Following books on Moscow, Almaty, Leningrad, and Tashkent, this is the fifth guide on the architecture of Soviet Modernism in the series.


Garage is grateful to Tashir group of companies and personally to Tatevik Karapetyan, Garage Patron, for their support of this publication.

Authors

Anna Bronovitskaya is an architectural historian and curator. She graduated in Art History from Moscow State University in 1992, before receiving her Candidate of Art History degree in 2004. From 1992 to 2016 she lectured at Moscow Architectural Institute. Since 2016, Bronovitskaya has taught at MARCH Architectural School in Moscow. From 2004 to 2014 she was editor of the architectural magazines Project Russia and Project International.
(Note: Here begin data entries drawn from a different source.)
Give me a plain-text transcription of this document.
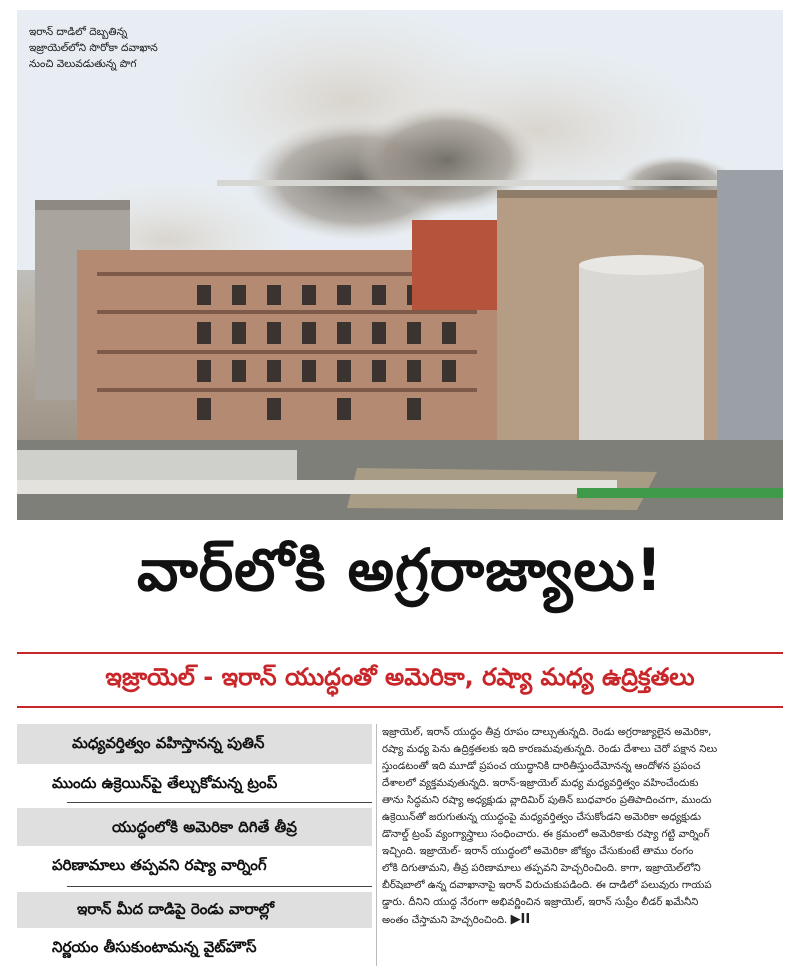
ఇరాన్ దాడిలో దెబ్బతిన్న
ఇజ్రాయెల్‌లోని సొరోకా దవాఖాన
నుంచి వెలువడుతున్న పొగ
వార్‌లోకి అగ్రరాజ్యాలు!
ఇజ్రాయెల్ - ఇరాన్ యుద్ధంతో అమెరికా, రష్యా మధ్య ఉద్రిక్తతలు
మధ్యవర్తిత్వం వహిస్తానన్న పుతిన్
ముందు ఉక్రెయిన్‌పై తేల్చుకోమన్న ట్రంప్
యుద్ధంలోకి అమెరికా దిగితే తీవ్ర
పరిణామాలు తప్పవని రష్యా వార్నింగ్
ఇరాన్ మీద దాడిపై రెండు వారాల్లో
నిర్ణయం తీసుకుంటామన్న వైట్‌హౌస్
ఇజ్రాయెల్, ఇరాన్ యుద్ధం తీవ్ర రూపం దాల్చుతున్నది. రెండు అగ్రరాజ్యాలైన అమెరికా,
రష్యా మధ్య పెను ఉద్రిక్తతలకు ఇది కారణమవుతున్నది. రెండు దేశాలు చెరో పక్షాన నిలు
స్తుండటంతో ఇది మూడో ప్రపంచ యుద్ధానికి దారితీస్తుందేమోనన్న ఆందోళన ప్రపంచ
దేశాలలో వ్యక్తమవుతున్నది. ఇరాన్-ఇజ్రాయెల్ మధ్య మధ్యవర్తిత్వం వహించేందుకు
తాను సిద్ధమని రష్యా అధ్యక్షుడు వ్లాదిమిర్ పుతిన్ బుధవారం ప్రతిపాదించగా, ముందు
ఉక్రెయిన్‌తో జరుగుతున్న యుద్ధంపై మధ్యవర్తిత్వం చేసుకోండని అమెరికా అధ్యక్షుడు
డొనాల్డ్ ట్రంప్ వ్యంగ్యాస్త్రాలు సంధించారు. ఈ క్రమంలో అమెరికాకు రష్యా గట్టి వార్నింగ్
ఇచ్చింది. ఇజ్రాయెల్- ఇరాన్ యుద్ధంలో అమెరికా జోక్యం చేసుకుంటే తాము రంగం
లోకి దిగుతామని, తీవ్ర పరిణామాలు తప్పవని హెచ్చరించింది. కాగా, ఇజ్రాయెల్‌లోని
బీర్‌షెబాలో ఉన్న దవాఖానాపై ఇరాన్ విరుచుకుపడింది. ఈ దాడిలో పలువురు గాయప
డ్డారు. దీనిని యుద్ధ నేరంగా అభివర్ణించిన ఇజ్రాయెల్, ఇరాన్ సుప్రీం లీడర్ ఖమేనీని
అంతం చేస్తామని హెచ్చరించింది. ▶II
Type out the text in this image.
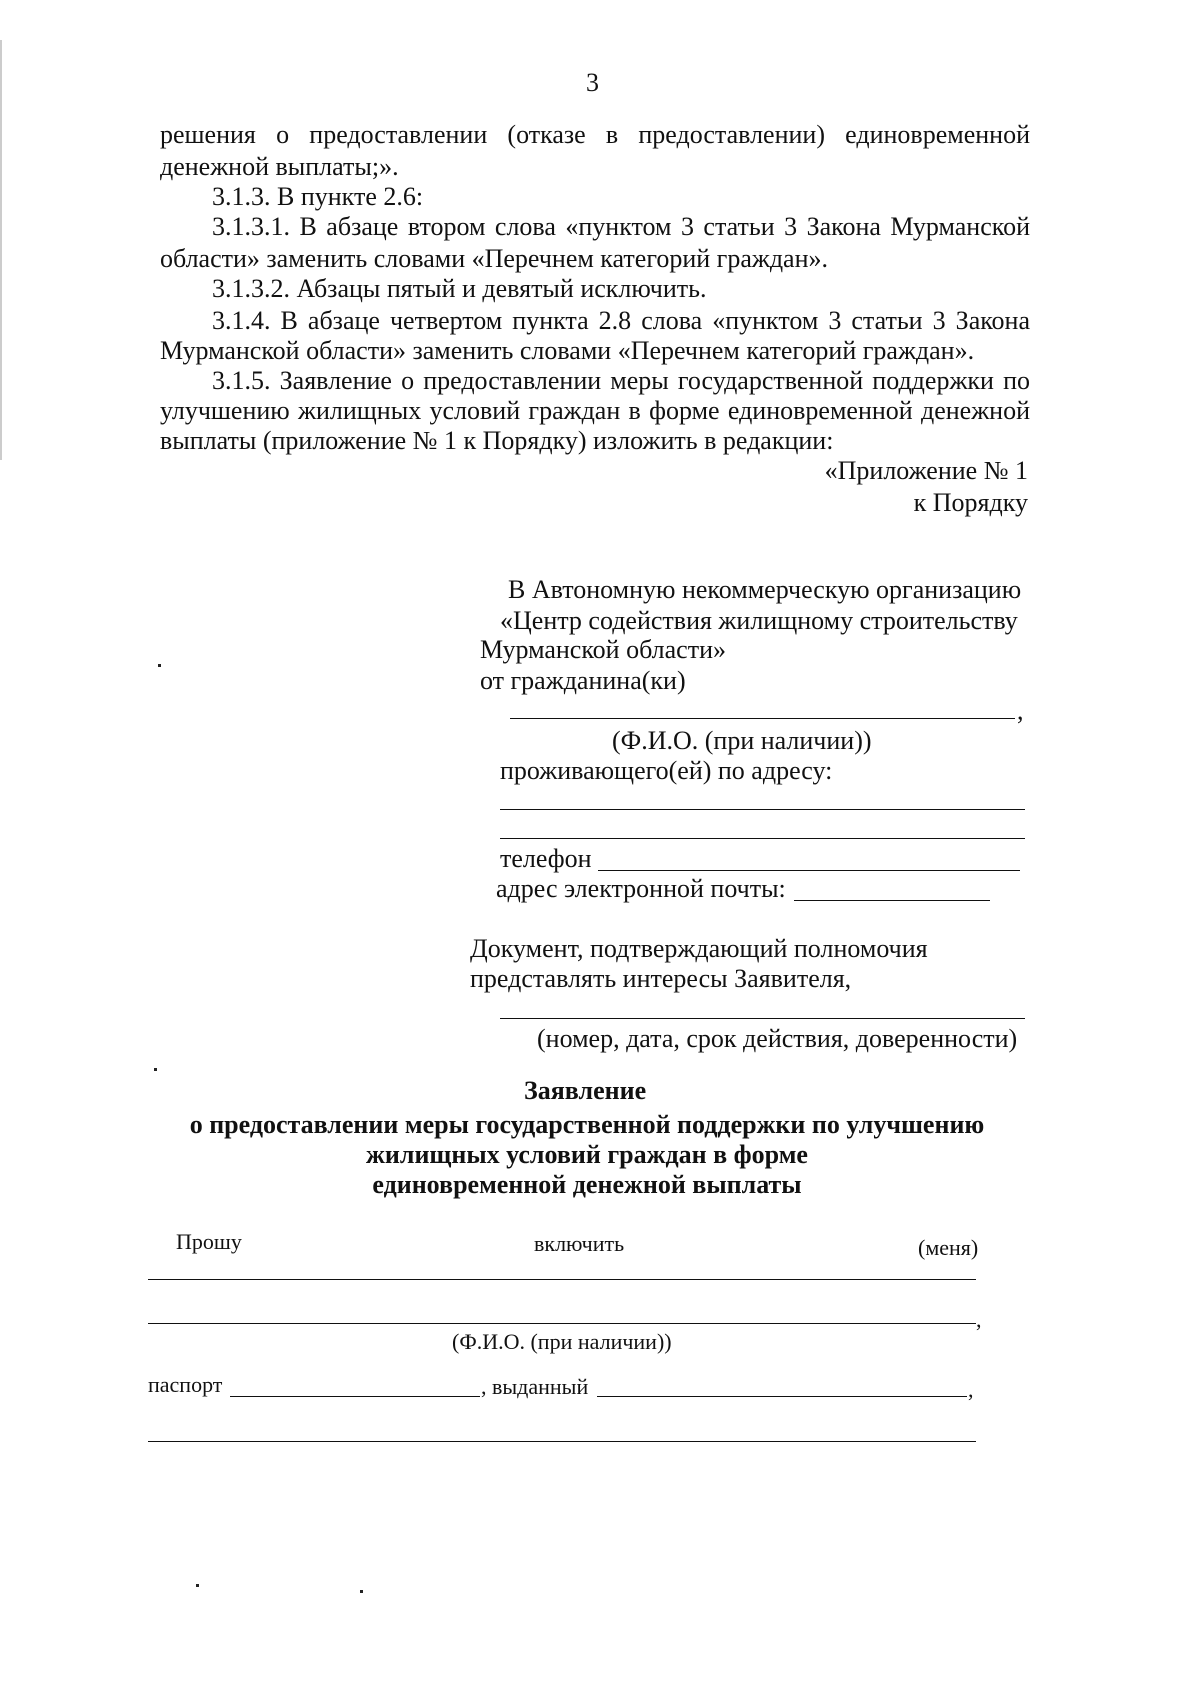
3
решения о предоставлении (отказе в предоставлении) единовременной
денежной выплаты;».
3.1.3. В пункте 2.6:
3.1.3.1. В абзаце втором слова «пунктом 3 статьи 3 Закона Мурманской
области» заменить словами «Перечнем категорий граждан».
3.1.3.2. Абзацы пятый и девятый исключить.
3.1.4. В абзаце четвертом пункта 2.8 слова «пунктом 3 статьи 3 Закона
Мурманской области» заменить словами «Перечнем категорий граждан».
3.1.5. Заявление о предоставлении меры государственной поддержки по
улучшению жилищных условий граждан в форме единовременной денежной
выплаты (приложение № 1 к Порядку) изложить в редакции:
«Приложение № 1
к Порядку
В Автономную некоммерческую организацию
«Центр содействия жилищному строительству
Мурманской области»
от гражданина(ки)
,
(Ф.И.О. (при наличии))
проживающего(ей) по адресу:
телефон
адрес электронной почты:
Документ, подтверждающий полномочия
представлять интересы Заявителя,
(номер, дата, срок действия, доверенности)
Заявление
о предоставлении меры государственной поддержки по улучшению
жилищных условий граждан в форме
единовременной денежной выплаты
Прошу	включить	(меня)
,
(Ф.И.О. (при наличии))
паспорт	, выданный	,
Since 2015, she has lectured on twentieth-century architecture at Garage Museum of Contemporary Art. She is the author of books and articles on Soviet architecture published in the Russia and internationally, including the guide Moscow: A Guide to Soviet Modernist Architecture 1955–1991 (with Nikolay Malinin, 2016).
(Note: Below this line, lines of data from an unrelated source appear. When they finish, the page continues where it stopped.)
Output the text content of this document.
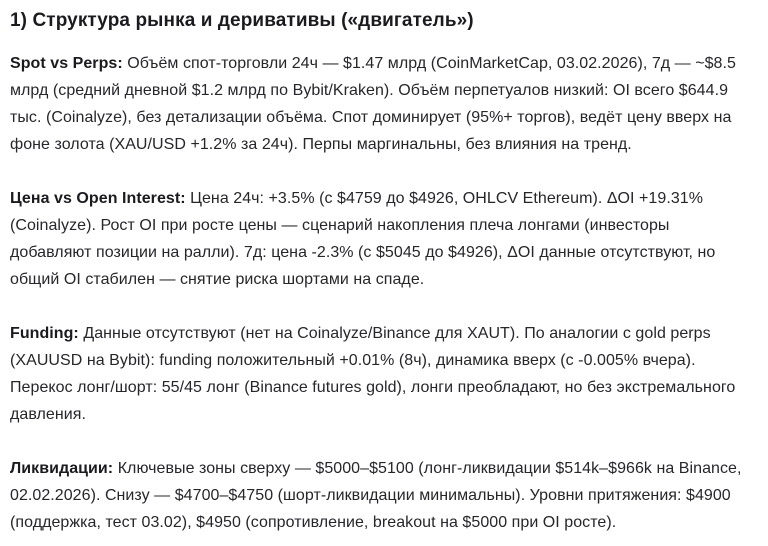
1) Структура рынка и деривативы («двигатель»)

Spot vs Perps: Объём спот-торговли 24ч — $1.47 млрд (CoinMarketCap, 03.02.2026), 7д — ~$8.5 млрд (средний дневной $1.2 млрд по Bybit/Kraken). Объём перпетуалов низкий: OI всего $644.9 тыс. (Coinalyze), без детализации объёма. Спот доминирует (95%+ торгов), ведёт цену вверх на фоне золота (XAU/USD +1.2% за 24ч). Перпы маргинальны, без влияния на тренд.

Цена vs Open Interest: Цена 24ч: +3.5% (с $4759 до $4926, OHLCV Ethereum). ΔOI +19.31% (Coinalyze). Рост OI при росте цены — сценарий накопления плеча лонгами (инвесторы добавляют позиции на ралли). 7д: цена -2.3% (с $5045 до $4926), ΔOI данные отсутствуют, но общий OI стабилен — снятие риска шортами на спаде.

Funding: Данные отсутствуют (нет на Coinalyze/Binance для XAUT). По аналогии с gold perps (XAUUSD на Bybit): funding положительный +0.01% (8ч), динамика вверх (с -0.005% вчера). Перекос лонг/шорт: 55/45 лонг (Binance futures gold), лонги преобладают, но без экстремального давления.

Ликвидации: Ключевые зоны сверху — $5000–$5100 (лонг-ликвидации $514k–$966k на Binance, 02.02.2026). Снизу — $4700–$4750 (шорт-ликвидации минимальны). Уровни притяжения: $4900 (поддержка, тест 03.02), $4950 (сопротивление, breakout на $5000 при OI росте).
Yuri Palmin is an artist and architectural photographer. He graduated in Applied Linguistics from Moscow State University in 1986. Palmin works with contemporary architects and specialist media in Russia and abroad, illustrates books on contemporary and historic Russian architecture, and takes part in creative projects with other artists. He teaches at MARCH Architectural School and is a co-founder of the Institute of Modernism. Palmin’s works are in the collections of the Shchusev State Museum of Architecture, Pushkin State Museum of Fine Arts, Multimedia Art Museum, Moscow, and private collections.


Elena Markus is an architect and architecture critic. She studied at Berlin University of the Arts (UdK) and has worked as an architect in Berlin and an architecture critic for archithese, which is published in Zurich. She was a curator at the Swiss Architecture Museum S AM in Basel from 2011 to 2014 and curated exhibitions on contemporary Swiss architectural photography and the first Goetheanum in Dornach. Since 2014, she has been teaching architectural theory at the Technical University of Munich (TUM), where she received her PhD in 2022.